EghtesadOnline: Recent rough patches in the petrochemical market are the result of middlemen rushing to make a quick profit.
Following volatility in primary and secondary forex markets, petrochemical markets have been in turmoil, particularly with regard to polyethylene terephthalate (PET), which is the raw material used in the production of water bottles, as well as oil and food containers.
Not only is the material gaining in value every day, but it is also in very short supply, IRNA reported.
The shortage in supply of PET, which added to the rise in price, has forced some companies to reduce their output.

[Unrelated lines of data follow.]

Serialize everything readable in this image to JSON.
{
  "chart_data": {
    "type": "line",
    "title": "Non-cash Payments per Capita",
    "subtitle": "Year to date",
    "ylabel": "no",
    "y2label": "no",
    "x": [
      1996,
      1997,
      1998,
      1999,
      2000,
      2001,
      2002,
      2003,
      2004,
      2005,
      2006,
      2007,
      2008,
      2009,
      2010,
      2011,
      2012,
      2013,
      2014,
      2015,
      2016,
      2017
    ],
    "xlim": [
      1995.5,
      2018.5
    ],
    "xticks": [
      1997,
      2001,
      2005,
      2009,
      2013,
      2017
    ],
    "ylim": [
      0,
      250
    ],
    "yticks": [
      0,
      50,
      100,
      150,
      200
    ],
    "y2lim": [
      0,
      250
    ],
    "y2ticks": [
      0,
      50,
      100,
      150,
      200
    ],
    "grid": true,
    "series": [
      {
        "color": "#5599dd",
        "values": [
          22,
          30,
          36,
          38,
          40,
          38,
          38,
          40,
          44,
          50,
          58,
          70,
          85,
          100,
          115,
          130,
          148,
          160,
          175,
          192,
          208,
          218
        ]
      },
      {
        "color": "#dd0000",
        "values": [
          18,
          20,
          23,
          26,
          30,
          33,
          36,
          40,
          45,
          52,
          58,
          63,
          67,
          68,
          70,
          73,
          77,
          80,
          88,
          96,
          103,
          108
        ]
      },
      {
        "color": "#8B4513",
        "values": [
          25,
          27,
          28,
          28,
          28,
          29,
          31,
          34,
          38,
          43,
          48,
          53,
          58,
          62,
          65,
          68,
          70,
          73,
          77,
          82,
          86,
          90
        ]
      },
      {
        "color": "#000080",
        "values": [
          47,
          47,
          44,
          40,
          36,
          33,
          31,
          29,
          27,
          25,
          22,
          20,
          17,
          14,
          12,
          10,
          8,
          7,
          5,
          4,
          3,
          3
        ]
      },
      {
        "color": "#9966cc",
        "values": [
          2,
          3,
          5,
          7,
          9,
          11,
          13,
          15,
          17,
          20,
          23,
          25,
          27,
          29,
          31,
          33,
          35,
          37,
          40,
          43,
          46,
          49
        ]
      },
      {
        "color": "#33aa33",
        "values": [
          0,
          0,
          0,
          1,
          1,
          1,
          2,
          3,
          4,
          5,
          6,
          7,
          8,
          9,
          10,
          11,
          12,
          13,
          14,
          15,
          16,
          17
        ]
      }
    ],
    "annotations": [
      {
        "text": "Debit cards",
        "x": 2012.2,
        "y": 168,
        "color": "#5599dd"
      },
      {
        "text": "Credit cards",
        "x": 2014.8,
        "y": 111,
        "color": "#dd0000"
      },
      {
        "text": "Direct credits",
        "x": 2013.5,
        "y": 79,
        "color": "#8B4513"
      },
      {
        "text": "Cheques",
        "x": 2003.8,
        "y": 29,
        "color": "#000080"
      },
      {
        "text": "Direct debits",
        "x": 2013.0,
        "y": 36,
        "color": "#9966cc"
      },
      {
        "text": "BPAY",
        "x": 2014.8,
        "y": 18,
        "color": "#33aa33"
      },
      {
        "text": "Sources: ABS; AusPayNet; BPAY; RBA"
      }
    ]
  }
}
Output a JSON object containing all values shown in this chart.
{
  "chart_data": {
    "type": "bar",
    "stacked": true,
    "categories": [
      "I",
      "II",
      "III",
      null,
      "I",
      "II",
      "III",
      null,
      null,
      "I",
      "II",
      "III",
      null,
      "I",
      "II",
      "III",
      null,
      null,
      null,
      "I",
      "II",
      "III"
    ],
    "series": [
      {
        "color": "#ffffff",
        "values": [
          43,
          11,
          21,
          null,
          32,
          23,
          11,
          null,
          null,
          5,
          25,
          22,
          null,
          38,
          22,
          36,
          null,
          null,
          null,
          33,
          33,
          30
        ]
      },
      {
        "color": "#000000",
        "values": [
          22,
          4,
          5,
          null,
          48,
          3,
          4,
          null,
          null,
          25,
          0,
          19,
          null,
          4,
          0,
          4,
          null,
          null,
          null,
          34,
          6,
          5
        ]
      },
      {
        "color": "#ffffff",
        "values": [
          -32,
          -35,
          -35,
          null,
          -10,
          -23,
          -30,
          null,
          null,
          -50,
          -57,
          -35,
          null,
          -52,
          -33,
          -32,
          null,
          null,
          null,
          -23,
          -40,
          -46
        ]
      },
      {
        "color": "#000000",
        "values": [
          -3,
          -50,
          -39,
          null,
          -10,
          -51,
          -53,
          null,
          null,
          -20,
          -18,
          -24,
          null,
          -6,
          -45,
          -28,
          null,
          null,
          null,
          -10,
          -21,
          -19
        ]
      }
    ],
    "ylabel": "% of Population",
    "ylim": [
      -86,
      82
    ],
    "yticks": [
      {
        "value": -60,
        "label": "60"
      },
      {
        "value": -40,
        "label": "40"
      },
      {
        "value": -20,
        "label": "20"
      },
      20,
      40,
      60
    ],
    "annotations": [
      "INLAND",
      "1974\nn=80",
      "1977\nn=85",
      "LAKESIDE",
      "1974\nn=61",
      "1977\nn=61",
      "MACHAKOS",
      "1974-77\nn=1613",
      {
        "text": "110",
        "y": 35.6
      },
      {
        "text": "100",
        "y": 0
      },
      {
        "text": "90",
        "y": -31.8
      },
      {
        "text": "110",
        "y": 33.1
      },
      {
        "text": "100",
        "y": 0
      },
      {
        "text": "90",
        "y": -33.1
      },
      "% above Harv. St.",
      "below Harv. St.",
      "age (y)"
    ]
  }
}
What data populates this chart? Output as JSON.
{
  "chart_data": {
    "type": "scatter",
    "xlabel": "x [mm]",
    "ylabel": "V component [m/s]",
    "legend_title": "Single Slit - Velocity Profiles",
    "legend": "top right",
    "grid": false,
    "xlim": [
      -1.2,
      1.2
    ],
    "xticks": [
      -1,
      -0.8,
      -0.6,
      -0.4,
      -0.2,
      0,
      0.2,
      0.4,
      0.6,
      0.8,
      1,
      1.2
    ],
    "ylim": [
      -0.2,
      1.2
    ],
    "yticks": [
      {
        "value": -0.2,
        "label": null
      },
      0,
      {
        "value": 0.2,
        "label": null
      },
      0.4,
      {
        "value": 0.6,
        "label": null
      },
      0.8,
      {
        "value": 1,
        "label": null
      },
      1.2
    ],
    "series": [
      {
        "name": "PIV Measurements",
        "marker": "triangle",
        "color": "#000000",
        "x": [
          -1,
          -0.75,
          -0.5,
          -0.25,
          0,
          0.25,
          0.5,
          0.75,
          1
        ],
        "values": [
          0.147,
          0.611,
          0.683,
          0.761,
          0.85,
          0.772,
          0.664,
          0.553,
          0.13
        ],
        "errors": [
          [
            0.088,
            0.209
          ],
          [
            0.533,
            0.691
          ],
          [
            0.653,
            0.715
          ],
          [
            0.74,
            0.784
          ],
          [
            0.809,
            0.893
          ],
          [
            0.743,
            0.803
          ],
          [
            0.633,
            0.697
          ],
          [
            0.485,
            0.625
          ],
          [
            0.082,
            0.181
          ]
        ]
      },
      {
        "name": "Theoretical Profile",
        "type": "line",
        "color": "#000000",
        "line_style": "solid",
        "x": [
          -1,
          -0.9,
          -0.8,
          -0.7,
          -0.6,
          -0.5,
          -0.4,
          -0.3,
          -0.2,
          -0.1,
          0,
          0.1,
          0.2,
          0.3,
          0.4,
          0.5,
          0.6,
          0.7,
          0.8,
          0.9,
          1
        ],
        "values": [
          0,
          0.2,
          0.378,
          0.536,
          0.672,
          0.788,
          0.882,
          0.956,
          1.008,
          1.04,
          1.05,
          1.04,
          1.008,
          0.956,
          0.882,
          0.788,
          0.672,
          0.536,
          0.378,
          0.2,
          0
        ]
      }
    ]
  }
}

This is while PET producers dismiss all claims of underproduction, Financial Tribune reported.
Studies show that both the two groups are in the right, and that the main problem is posed by profiteers who are exploiting the current situation and violating the rights of consumers, buying raw materials cheap and hoarding them or selling them to neighboring countries.
After the US government pulled out of Iran nuclear deal, the surge in forex rate made the Iranian government turn to command economy policies, setting a fixed rate for the dollar at a much lower price than that of the open market. It then allocated dollars and euros to individuals and companies of choice. The allocations, however, caused corruption and led to the creation of a forex black market.
The Secondary Forex Market was set up as a solution to the mayhem caused by the state-issued dollar price, with the money changing hands at a price negotiated and agreed upon by the seller and buyer (closer to the black market rate than the government-issued one).
The secondary market does not seem to have stopped the profiteers, as they are buying raw materials from the producer and smuggling them out of the country instead of getting them to domestic companies that use the raw materials in production. The upheaval in PET market is one outcome of the profiteering.